La mujer del cuadro giró en redondo la cabeza,
sin partirse el cuello. Miraba a Heraclio con su par de inquietos ojos negros,
gesto serio y rostro insondable. Él, sorprendido primero y desconcertado después
cayó de espaldas al intentar retroceder. Aquella dama de negro; negra como la
profundidad misma del cosmos echó a andar hasta el cristal del cuadro. Poniendo
sus manos sobre él hizo fuerza hasta quebrarlo, saltando en añicos. Luego extendió
los brazos, moviéndolos en paralelo como si fuesen de goma, primero uno y luego
el otro. Agarrando con las manos el marco empujó hasta sacar la cabeza. Seguidamente
medio cuerpo, una pierna, la otra… Ya la tenía de pie frente a él…

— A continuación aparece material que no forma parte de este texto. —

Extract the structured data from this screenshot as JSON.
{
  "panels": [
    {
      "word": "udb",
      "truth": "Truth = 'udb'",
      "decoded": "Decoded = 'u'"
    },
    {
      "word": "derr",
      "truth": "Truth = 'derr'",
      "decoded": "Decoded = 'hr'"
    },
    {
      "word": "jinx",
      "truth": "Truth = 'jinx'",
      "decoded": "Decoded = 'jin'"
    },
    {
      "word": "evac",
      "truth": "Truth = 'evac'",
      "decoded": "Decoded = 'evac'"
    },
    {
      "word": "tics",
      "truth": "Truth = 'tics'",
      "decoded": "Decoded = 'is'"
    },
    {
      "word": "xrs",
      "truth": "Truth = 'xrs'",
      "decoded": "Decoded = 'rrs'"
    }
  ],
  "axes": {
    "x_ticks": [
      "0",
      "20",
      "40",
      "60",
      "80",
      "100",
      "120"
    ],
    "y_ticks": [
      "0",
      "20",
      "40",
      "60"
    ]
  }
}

De Vaca intentaba levantarse. Estaba tan acongojado que sus pies resbalaban cuan par de gastados zapatos bailando claque sobre baldosas recién enceradas. Mas un animal asustado puede ser, si cabe, más peligroso. Instintivamente echó mano al bolsillo para sacar la navaja automática pero no dio con ella. Maldita estampa y maldito sino. ¿Dónde demonios habría dejado su prolongación fálica?...
Mansamente la sujeta mujeril se aproximó al navajero,
transmitiéndole tranquilidad a través de una fugaz e indócil sonrisa. La última
para él ¡qué detallazo! Puso las palmas de sus manos en las sienes de Heraclio,
hablándole al oído en estos términos mientras le quitaba la pañoleta pirata de
la cabeza:
—Me llamo Margarita de Presas y ¡tú me mataste!—. Lo espetó fríamente, enseñando sus amenazantes dientes que entraban y salían de las encías como si de una guillotina a escala se tratase—. Mas no puedes matar aquello que lleva muerto desde los albores del hombre…
De Vaca notó la orina discurriéndole por las
perneras. Aún así le mantenía la mirada, desafiante, procurando ocultar su
propio pavor. Ella lo besó superficialmente. Después varios fogonazos retumbaron
por los cuatro puntos cardinales. El viento acicaló los cabellos de las nubes al
tiempo que don relámpago abrió una ventana al cielo, sacudiendo la ropa tendida
sobre cumbres montañosas desnudas de verdor. Entretanto la lluvia comenzó a descolgarse…
Con un chasquido de dedos la tarde tornara desapacible. Pretendía esconderse entre el altozano del norte, los árboles del este y el pequeño pueblo al sur, cerca del río Verdugo. El frío tampoco daba tregua. Aquel interminable día de Enero se ensartaba en los huesos para deshojar actos criminales impagados, aguzado como cuchillos que marcan la carne antes de cortarla.
Golpes secos y gritos desesperados alternaban dentro
del ataúd de cerezo lacado. Interior lujoso y acolchado, como debe ser. El último
lugar de descanso para el impresentable de De Vaca. El oriundo cura y el
monaguillo habíanse ido apremiados, igualmente los pocos presentes al entierro
de la enigmática Margarita de Presas…
En el altozano una mujer observaba con
determinación la ceremonia, impasible a la inclemencia del temporal. El señor
de negro riguroso y estrafalario sombrero se desvió, caminando para allá.
Juntos bajaron por el otro lado hasta quedar ocultos tras la arboleda. Dos grandes
perros los aguardaban impacientes dentro de un amplio y lujoso vehículo…
El enterrador y su ayudante concluyeron su
trabajo. Llovía a cantaros; otro relámpago desvistió el cielo para vestir la
tierra. Dentro de la caja continuaba el retén de golpes, clamores y alaridos de
Heraclio, enterrado vivo. Las voces de su sesera guardaban silencio sepulcral, habíanlo
abandonado al igual que su navaja automática. Ciento ocho puñaladas tenían la culpa.